The arrests began three days later with the Armenians; prominent members of the community, socialites, professionals, fourth estatists lifted from their places of work, from their family tables, from their beds. Most were released within twenty-four hours. Some subsequently stood trial and were jailed, to be returned to their homes and hearths years later when a democracy acceptable to the military took control in Ankara. Some never returned at all. The Greeks read the signs. Within a week eighty families had moved out of Cihangir. Georgios’ family finally, desperately, contacted their son by a telegram sent to his department concierge.
‘Oh son, don’t say you won’t, you can’t stay,’ Georgios’ mother had begged. He remembers that night at the house as the first time he had seen her old, so small, her legs terribly thin and frail.
‘I’ve work to do here.’
‘Work, you mean running around with those Young Socialists, whatever they call themselves, that Sinanidis girl? She thinks too much of herself, she does.’
Georgios bit down anger.
‘No, I mean work. I have a doctorate to finish.’
‘You can transfer that to an Athens university.’
‘Which Athens university would that be?’
‘Now son,’ his father interrupted but Georgios’ mother went down on her knees then and wept without shame.
‘You break the family, you break my heart, why won’t you come? It’s only for a year or two, and maybe then everything will different and you can move back.’ Knowing, as everyone in the cramped, stale-aired living room into which the cooking smells wandered to die, that they never would, that none of the Greeks piling their lives into cardboard boxes and fruit crates ever would.
‘Tell me at least you’re not doing it for her,’ his mother implored. It was an underhanded, unclean blow, the type only a mother can hope to deliver.
‘I have a doctorate to finish,’ he said in a voice of stone.
He helped them load Mr Bozkurt’s delivery van. He was careful not to carry any of the boxes holding his childhood things. He let his parents take them, mutely; he would have to come for them some day. No son could give away his childhood. What he would not watch was them drive away in Mr Bozkurt’s white van, turn out of Somuncu Sok on to Cihangir Cadessi, to the new highway west, through Edirne to the border. They went down into Greece, a foreign country, and rented a cramped, overheated apartment in Exarcheia, which they hated for the rest of their lives because no one could understand their accent and called them Turks.

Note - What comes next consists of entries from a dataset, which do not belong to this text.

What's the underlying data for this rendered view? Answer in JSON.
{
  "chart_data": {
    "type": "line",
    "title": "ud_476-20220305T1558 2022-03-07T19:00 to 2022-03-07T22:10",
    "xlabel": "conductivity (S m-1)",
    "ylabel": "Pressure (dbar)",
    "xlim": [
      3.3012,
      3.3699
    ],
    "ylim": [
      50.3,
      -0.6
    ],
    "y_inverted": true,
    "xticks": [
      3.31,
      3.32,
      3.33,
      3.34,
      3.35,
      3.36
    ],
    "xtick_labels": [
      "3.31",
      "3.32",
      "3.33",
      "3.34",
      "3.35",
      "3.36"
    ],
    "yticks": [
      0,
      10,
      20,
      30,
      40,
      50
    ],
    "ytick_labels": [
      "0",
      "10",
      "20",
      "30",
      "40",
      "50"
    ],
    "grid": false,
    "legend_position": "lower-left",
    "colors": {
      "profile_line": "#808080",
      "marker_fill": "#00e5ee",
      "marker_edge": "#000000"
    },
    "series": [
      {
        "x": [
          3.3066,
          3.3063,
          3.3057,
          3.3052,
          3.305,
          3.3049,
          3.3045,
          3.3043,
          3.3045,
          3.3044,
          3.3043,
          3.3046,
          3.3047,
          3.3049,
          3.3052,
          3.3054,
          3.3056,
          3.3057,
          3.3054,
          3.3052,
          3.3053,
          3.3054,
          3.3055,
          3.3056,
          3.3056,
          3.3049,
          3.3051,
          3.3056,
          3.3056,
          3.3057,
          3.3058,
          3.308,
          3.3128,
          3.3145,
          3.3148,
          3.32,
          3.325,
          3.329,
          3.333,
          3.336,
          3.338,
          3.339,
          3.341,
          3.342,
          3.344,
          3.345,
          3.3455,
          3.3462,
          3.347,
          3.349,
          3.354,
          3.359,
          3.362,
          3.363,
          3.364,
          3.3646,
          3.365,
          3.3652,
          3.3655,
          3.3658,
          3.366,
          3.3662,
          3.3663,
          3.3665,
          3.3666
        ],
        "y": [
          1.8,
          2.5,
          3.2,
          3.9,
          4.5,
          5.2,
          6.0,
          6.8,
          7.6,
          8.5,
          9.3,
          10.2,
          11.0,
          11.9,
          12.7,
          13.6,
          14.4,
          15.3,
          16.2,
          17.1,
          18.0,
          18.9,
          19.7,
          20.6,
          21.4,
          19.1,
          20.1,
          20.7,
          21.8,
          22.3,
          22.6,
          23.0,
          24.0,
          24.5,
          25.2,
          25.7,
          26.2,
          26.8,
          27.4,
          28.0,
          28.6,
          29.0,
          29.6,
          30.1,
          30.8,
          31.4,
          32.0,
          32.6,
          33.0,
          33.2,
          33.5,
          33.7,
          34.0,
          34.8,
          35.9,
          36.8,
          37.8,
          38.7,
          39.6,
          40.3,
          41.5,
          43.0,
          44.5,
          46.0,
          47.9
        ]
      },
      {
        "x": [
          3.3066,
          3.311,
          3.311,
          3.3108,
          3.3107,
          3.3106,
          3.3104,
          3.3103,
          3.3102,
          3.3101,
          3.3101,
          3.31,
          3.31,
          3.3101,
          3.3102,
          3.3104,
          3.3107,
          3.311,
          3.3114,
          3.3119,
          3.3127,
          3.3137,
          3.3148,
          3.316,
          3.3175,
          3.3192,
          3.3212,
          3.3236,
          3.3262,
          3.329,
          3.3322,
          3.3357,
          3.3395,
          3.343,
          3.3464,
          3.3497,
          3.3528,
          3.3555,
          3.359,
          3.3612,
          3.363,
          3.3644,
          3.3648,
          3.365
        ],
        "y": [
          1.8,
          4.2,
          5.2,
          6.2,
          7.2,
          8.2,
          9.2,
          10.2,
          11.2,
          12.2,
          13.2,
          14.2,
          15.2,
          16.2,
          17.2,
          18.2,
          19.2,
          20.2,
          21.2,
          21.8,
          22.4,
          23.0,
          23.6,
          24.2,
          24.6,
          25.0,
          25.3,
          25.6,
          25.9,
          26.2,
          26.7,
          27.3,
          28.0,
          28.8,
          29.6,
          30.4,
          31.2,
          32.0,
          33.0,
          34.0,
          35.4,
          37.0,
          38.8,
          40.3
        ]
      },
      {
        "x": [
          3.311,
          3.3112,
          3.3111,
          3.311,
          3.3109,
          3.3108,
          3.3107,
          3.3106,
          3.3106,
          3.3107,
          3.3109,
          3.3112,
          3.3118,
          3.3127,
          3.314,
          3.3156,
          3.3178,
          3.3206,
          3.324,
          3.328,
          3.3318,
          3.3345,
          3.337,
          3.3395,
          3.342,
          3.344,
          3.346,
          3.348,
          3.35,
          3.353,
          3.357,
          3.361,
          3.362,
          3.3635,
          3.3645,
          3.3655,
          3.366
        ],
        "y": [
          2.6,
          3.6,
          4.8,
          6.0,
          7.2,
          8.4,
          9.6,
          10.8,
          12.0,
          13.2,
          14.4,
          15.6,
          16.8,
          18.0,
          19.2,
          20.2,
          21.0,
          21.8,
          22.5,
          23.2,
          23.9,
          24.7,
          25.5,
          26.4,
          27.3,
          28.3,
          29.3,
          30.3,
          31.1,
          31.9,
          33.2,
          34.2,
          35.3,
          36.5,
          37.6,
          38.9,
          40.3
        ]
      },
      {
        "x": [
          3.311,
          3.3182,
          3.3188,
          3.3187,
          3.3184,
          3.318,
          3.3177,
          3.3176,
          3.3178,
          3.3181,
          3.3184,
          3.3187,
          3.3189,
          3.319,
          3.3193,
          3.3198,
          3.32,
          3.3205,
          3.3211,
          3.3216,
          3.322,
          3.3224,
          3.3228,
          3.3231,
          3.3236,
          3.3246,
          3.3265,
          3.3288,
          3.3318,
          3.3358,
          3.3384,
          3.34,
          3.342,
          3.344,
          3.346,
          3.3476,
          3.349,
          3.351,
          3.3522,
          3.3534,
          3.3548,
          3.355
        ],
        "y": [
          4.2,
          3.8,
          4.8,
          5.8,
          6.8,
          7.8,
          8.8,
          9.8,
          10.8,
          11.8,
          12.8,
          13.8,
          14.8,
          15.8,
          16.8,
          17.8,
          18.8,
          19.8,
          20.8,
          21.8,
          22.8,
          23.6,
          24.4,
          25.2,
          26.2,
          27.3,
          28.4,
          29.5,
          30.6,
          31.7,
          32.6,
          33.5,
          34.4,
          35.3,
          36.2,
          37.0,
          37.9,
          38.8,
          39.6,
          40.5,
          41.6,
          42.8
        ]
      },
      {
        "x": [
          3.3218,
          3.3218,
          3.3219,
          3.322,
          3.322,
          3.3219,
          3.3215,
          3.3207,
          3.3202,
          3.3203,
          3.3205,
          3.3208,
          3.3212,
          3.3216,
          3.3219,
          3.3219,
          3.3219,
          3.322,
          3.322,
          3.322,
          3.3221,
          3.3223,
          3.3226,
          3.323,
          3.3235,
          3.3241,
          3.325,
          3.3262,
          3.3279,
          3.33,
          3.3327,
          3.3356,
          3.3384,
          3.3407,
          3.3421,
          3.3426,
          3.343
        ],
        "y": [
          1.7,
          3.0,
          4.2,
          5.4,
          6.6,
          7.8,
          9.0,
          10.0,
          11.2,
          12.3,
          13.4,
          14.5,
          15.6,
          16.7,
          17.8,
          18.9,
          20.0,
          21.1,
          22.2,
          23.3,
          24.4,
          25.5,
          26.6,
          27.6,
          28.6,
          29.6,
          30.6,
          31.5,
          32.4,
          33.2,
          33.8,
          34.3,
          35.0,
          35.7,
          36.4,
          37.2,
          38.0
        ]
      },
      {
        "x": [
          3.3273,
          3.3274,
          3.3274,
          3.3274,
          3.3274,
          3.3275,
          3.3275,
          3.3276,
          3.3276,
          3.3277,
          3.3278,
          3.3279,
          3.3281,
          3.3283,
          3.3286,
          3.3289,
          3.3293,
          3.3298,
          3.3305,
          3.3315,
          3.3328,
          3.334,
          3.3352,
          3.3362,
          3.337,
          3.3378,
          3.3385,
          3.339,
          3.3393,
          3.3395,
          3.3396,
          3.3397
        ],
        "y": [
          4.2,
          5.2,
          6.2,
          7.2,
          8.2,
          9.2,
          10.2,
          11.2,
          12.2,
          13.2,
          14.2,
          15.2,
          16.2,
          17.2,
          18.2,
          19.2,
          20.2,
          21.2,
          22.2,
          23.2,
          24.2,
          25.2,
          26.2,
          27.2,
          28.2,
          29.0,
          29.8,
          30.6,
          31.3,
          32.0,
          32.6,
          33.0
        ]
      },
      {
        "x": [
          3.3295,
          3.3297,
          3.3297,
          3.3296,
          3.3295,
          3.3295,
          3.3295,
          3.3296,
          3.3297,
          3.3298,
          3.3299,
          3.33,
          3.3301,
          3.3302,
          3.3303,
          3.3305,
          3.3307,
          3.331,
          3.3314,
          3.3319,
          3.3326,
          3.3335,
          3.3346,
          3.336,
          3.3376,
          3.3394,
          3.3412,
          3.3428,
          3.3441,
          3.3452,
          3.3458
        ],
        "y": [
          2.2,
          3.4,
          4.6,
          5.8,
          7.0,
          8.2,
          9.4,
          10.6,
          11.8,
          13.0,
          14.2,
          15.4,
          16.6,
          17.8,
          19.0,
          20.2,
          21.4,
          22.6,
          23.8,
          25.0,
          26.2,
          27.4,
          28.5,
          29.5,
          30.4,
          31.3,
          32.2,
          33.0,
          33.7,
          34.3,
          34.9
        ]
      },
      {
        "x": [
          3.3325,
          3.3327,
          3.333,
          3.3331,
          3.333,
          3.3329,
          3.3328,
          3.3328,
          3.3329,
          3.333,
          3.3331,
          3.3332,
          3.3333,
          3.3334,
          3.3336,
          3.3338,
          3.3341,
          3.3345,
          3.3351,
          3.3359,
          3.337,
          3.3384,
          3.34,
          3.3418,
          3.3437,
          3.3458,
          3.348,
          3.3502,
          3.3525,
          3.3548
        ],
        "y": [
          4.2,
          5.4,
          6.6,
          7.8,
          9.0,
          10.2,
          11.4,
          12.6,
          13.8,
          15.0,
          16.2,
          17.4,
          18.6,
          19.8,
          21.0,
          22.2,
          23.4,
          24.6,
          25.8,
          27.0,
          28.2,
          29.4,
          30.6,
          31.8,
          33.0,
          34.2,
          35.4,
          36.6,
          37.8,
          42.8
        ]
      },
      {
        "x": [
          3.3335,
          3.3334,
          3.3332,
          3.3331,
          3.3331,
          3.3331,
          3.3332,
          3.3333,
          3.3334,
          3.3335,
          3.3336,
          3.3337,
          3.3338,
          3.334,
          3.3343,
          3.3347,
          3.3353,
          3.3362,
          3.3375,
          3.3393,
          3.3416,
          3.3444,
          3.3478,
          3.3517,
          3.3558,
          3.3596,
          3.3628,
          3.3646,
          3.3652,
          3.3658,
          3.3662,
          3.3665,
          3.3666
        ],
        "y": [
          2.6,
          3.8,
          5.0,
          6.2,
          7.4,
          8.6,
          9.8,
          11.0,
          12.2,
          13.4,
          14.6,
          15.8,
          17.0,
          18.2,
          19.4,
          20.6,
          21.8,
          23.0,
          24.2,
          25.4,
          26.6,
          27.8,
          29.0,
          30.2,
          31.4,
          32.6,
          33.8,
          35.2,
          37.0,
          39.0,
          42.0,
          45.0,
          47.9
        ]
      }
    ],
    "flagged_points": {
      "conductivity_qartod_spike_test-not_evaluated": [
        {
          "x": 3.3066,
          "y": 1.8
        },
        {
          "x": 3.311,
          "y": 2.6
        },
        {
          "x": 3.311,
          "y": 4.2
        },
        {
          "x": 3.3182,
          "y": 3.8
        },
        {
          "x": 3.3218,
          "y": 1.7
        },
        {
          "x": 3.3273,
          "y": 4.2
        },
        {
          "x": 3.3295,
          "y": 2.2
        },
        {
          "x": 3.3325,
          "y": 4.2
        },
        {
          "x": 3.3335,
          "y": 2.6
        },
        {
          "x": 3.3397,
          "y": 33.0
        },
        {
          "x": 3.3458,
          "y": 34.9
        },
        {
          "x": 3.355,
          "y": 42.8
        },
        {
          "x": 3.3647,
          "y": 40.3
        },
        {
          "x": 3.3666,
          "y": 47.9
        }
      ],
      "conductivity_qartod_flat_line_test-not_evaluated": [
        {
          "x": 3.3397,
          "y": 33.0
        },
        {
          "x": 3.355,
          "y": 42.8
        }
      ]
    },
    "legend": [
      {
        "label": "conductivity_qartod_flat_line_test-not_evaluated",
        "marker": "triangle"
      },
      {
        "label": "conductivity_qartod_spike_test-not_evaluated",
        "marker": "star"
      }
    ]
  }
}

He went back to his university room and ignored Ariana’s phone calls. Three days after the Ferentinous left Cihangir, where they had lived since Hellenic times, the government moved into the university, breaking up sit-ins, beating students, arresting agitators, detaining academics and researchers. Then the black car came to take Georgios Ferentinou over the Bosphorus Bridge.
Three times Georgios finds the ceptep in his hand, three times he sets it down. He is sick with fear. He tries to imagine how she will sound. He’s forgotten her voice. He has rehearsed what he will say, but he can’t anticipate her answers. She may not even want to speak to him. She may just disconnect. He couldn’t bear that. He has spent his professional life estimating risk, how people assess it, judge it, accept it; now he can’t face it. Georgios snatches up the ceptep. The number is on speed dial. It’s calling. A voice answers in a foreign language. Greek, it’s Greek. Georgios stumbles for words.
‘Hello? Hello?’
‘Hello, who is this?’
It was the strap on the front and the back of each hand for anyone Göksel Hanım caught speaking Greek in her class.
‘Hello, is that Ariana Sinanidis?’ Georgios hears the waver in his voice.
A pause. Georgios holds his breath. The voice speaks again.
‘Who’s calling?’ She’s spoken six words but the voice, that voice, floods back to him in every syllable and nuance.
‘It’s Georgios Ferentinou,’ he says.